DO existing consumer credit laws really protect the consumers?
This question can be answered by those who have taken credit to improve their standard of living.
Based on consumer complaints it is safe to say that the Consumer Credit Act is a weak piece of law that needs to be overhauled.
The present Consumer Credit Act 1999, Consumer Credit (Amendment) Act 2006 and Consumer Credit Regulations 2009 have been implemented to provide for the rights and responsibilities of both the consumers and credit providers.
It would, therefore, appear that both parties have equal rights and responsibilities and both have equal resources and expertise to exercise their rights and honour their responsibilities.
In reality, however, the situation seems to be very different.
While the credit providers are normally very large corporations with resources to employ experts in finance and legal matters to deal with credit transactions, the average consumers have no such luxury.

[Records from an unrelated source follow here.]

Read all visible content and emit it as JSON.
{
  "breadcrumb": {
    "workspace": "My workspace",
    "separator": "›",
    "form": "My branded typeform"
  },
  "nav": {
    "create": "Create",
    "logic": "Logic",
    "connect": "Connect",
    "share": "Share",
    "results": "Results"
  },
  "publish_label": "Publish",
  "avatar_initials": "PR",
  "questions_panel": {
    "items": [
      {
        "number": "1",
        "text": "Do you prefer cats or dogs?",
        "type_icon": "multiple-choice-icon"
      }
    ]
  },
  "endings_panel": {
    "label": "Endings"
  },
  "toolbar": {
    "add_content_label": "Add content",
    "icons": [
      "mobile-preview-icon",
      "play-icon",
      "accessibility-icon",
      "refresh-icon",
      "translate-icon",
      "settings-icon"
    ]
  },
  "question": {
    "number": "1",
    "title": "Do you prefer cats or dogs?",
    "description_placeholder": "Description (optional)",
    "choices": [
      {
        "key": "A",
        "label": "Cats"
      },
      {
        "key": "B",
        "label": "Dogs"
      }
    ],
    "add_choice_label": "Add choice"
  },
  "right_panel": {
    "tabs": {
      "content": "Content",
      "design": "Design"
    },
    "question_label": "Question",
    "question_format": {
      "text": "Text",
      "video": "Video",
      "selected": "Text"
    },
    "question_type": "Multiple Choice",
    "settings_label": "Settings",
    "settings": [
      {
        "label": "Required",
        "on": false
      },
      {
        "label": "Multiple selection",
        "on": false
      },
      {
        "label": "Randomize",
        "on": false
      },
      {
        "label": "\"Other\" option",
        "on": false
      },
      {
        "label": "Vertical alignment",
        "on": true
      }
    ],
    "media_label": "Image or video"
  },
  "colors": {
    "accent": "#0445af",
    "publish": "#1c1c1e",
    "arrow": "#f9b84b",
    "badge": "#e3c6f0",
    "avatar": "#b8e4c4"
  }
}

Nevertheless, before signing any contract the consumer is reminded that if he/she has any concerns or doubts he/she has the right to seek legal advice or information from the Fiji Commerce Commission.
All the reminders to seek more information from consumer protection authorities and legal advice give the impression that the legislation empowers the consumers with their rights.
In reality, most consumers do not have the time to go to consumer protection authorities or have the money to get legal advice.
If they had the money they probably wouldn't buy on credit anyway.
If a consumer, for example, is buying a fridge for $1000, he or she is not likely to spend another $100 to get legal advice even if he or she can afford it. As can be seen, the requirement for consumers to seek information from consumer protection authorities and get legal advice serves not only to give a false sense of protection, but it can actually work against the interests of the consumers.
In the event of a dispute the credit provider can point to the written warning on the contract documents where the consumer was reminded of his/her right to seek further information and get legal advice.
If the consumer did not exercise this right then only the consumer is to be blamed. If the matter goes before the civil court, the consumer might not get the sympathy of the court either.
Credit business will undoubtedly continue to thrive in future.
Consumer credit has become so popular today that economies of most developed nations revolve around credit. Credit drives consumer spending and consumer spending drives the economy.
So consumer credit has a very big influence on keeping the economy lively.
To encourage production of goods and services, our economy needs consumers to spend.
Credit gives both the producers and the consumers the ability to do just that.
The problem, however, is that generally there is imbalance in knowledge and bargaining power between the two parties.
Many consumers do not know how to use credit wisely and many credit providers are highly knowledgeable as to how to use credit to their advantage, often unfairly.
To combat this escalating problem, a review of the consumer protection laws of Fiji has become crucial.
Appropriate authorities need to be established which can provide credit advice to the consumers and appropriate redress against disputes between the credit providers and consumers.